Good morning, Mr. Chair and committee members. Thank you for this opportunity to speak to you.
I met the Morad family earlier this spring. They're a Yazidi family. It's a seven-member household headed by Gule, who is in her early thirties. She is responsible for an elderly mother, a severely disabled adult sister, and four girls between the ages of five and 13.
Gule herself was held captive by ISIS and horrifically abused, as was her young daughter. All the male members of their household were murdered: her husband, her father, her brother, her uncle, and her infant nephew. They witnessed many of these murders. One surviving male family member, Gule's brother, is now in northern Iraq in a refugee camp waiting to come to Canada. He is desperate to come and help them.
Because of all this trauma and current stress, I've seen little or no progress in Gule's ability to learn English over the last seven months or so. She's been taking classes. She's been attending regularly and trying very hard, but I believe the stress and the trauma are preventing her from learning English.
Her oldest daughter in particular is struggling as well. She loves school, but she's filled with anxiety. On the first day of school in September, she was attending a new junior high school. She had to walk several blocks and take two buses to get there, and she became very overwhelmed. She and her mother decided she would no longer be put through that, and so she stopped attending school after the first day. Just before Thanksgiving in October, I happened to stop by the house during the day and found the 13-year-old at home. I asked Dunia what she was doing at home. She told me the situation. I asked her if she wanted to go to school. She fell to her knees crying and shaking and saying she wanted to go to school but didn't know how.
I immediately went back to work and phoned the principal of the school, who was absolutely amazing. He was mortified that this had happened and called an emergency meeting that evening. The next morning and every day since, Dunia has been picked up by a taxi and taken to and from school. But she went 40 days without attending school, crying at home, and nobody noticed. There were no calls from the school. I don't say this to criticize the school. They handled it very well in the end, but I don't understand how that happened to this little girl.
They have some wonderful volunteers in their lives who have done a really good job of taking them on outings, but it's very difficult. One of the issues is that the severely disabled sister, who has some form of cerebral palsy it seems, cannot walk, cannot communicate. She's absolutely housebound. They've been here for seven to nine months, and there is no wheelchair access in or out of the home. It's up to these very slight women to try to carry her down cement steps in and out of the house. I don't understand how that happened. I'm working with volunteers to try to get a ramp installed.
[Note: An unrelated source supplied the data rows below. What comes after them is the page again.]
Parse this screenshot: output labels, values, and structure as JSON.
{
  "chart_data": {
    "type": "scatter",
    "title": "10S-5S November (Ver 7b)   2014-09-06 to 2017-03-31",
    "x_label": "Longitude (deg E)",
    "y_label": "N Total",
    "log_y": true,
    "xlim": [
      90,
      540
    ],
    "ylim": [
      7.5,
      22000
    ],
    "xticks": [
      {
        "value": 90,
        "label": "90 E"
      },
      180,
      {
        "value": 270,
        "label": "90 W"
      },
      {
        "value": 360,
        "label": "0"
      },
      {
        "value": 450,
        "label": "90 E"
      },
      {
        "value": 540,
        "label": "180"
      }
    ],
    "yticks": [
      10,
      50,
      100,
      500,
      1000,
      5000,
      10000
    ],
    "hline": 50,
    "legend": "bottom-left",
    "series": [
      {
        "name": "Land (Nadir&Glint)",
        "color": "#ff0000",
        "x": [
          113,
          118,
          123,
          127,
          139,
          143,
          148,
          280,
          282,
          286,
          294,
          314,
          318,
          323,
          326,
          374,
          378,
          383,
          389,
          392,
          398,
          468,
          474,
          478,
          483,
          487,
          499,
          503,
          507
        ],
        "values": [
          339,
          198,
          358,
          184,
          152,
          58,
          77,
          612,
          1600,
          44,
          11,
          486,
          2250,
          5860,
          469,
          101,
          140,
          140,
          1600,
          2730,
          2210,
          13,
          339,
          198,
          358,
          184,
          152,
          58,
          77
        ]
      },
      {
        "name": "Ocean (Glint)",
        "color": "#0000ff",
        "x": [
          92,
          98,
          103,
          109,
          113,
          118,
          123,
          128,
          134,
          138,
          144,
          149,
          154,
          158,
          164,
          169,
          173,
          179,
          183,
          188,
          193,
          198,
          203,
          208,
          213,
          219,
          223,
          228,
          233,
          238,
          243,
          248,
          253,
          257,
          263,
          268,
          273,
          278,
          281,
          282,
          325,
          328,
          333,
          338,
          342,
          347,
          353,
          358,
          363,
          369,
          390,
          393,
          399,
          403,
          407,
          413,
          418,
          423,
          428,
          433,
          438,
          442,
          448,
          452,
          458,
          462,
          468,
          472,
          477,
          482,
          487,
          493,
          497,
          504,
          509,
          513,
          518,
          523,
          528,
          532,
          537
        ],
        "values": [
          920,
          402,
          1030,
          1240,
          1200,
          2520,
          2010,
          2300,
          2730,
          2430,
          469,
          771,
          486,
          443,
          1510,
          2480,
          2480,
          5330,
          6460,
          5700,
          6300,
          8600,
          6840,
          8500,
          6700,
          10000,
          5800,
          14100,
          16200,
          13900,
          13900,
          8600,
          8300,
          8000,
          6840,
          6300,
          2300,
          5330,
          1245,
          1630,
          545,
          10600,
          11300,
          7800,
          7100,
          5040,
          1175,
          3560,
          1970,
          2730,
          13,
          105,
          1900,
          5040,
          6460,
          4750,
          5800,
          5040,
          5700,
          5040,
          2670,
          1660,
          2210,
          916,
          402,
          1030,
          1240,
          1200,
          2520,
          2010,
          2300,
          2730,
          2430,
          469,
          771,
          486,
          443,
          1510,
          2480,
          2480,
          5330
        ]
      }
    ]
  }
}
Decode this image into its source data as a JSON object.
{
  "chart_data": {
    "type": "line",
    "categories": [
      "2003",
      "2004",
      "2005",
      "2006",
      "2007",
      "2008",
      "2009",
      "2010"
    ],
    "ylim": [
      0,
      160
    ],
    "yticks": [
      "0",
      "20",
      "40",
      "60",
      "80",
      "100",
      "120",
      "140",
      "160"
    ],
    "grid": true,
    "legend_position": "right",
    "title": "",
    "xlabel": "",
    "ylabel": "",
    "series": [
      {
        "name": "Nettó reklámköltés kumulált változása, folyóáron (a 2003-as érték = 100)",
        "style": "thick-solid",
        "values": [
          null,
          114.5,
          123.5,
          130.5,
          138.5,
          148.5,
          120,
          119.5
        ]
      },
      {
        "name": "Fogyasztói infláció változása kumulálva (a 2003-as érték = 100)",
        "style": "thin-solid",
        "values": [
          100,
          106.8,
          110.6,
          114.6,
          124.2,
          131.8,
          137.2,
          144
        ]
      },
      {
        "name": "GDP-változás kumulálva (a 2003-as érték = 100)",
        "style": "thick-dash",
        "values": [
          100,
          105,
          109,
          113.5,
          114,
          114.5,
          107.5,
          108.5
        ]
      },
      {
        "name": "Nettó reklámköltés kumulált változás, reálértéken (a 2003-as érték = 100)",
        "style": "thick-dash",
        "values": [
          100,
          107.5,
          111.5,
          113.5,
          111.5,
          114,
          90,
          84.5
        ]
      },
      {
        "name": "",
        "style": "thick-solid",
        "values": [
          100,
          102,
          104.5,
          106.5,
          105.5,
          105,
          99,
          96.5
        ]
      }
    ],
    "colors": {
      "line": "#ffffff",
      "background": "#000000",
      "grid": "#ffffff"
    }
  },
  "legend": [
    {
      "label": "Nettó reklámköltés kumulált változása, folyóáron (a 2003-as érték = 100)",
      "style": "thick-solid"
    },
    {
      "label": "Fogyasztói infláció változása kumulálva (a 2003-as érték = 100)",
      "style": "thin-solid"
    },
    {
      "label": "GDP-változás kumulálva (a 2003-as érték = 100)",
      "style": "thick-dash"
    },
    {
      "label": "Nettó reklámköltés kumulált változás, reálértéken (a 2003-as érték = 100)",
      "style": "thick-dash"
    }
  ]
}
Gule was sold hourly as a slave to members of ISIS for months. She is very traumatized. The daughter is very traumatized. They wake up in the night crying and screaming. When I go to visit, the elderly mother spends much of her time weeping with her apron over her head. She has flashbacks. She relives memories over and over. I'm really uncertain as to the kind of mental health help this family is getting. I know there were some group sessions early on—Gule told me that—but translation services were cut off for the family six months after they arrived here, so mostly how I communicate with them now is through pictures and acting things out. I've seen very little progress in mental health as well. Kifshe, the elderly mother, will not leave her disabled daughter's side, so she is not getting out either.
I asked Gule what she would like me to tell the committee. She said, “Please, please, my sister and my mother need fresh air. They need to get outside. We need a ramp. We need help.” The other thing she told me was, “Please, why is my brother not allowed to come to Canada?” It's almost a year that he's been waiting, and I don't have a good answer for her as to why this fully capable, willing-hearted, adult man has not been brought to help this family.
I asked the 13-year-old daughter, Dunia, what she would like me to tell the committee. She said, “Please bring my uncle. We need help. My mom needs help.” She said, “Please bring my father as well”, which alarmed me, because I knew that Dunia knew her father had died. I asked Gule why she was asking to bring her father. Gule told me that she's not doing well. From what I can tell, Dunia is really deteriorating. She's regressing. Gule doesn't really know how to express this to me, so please forgive these words, but this is what Gule said to me, “Please, I'm crazy. My daughter is crazy. We need help.” I know they're not crazy, but I know that's the only way she knows how to express herself. They realize they are in mental distress, and they do need help.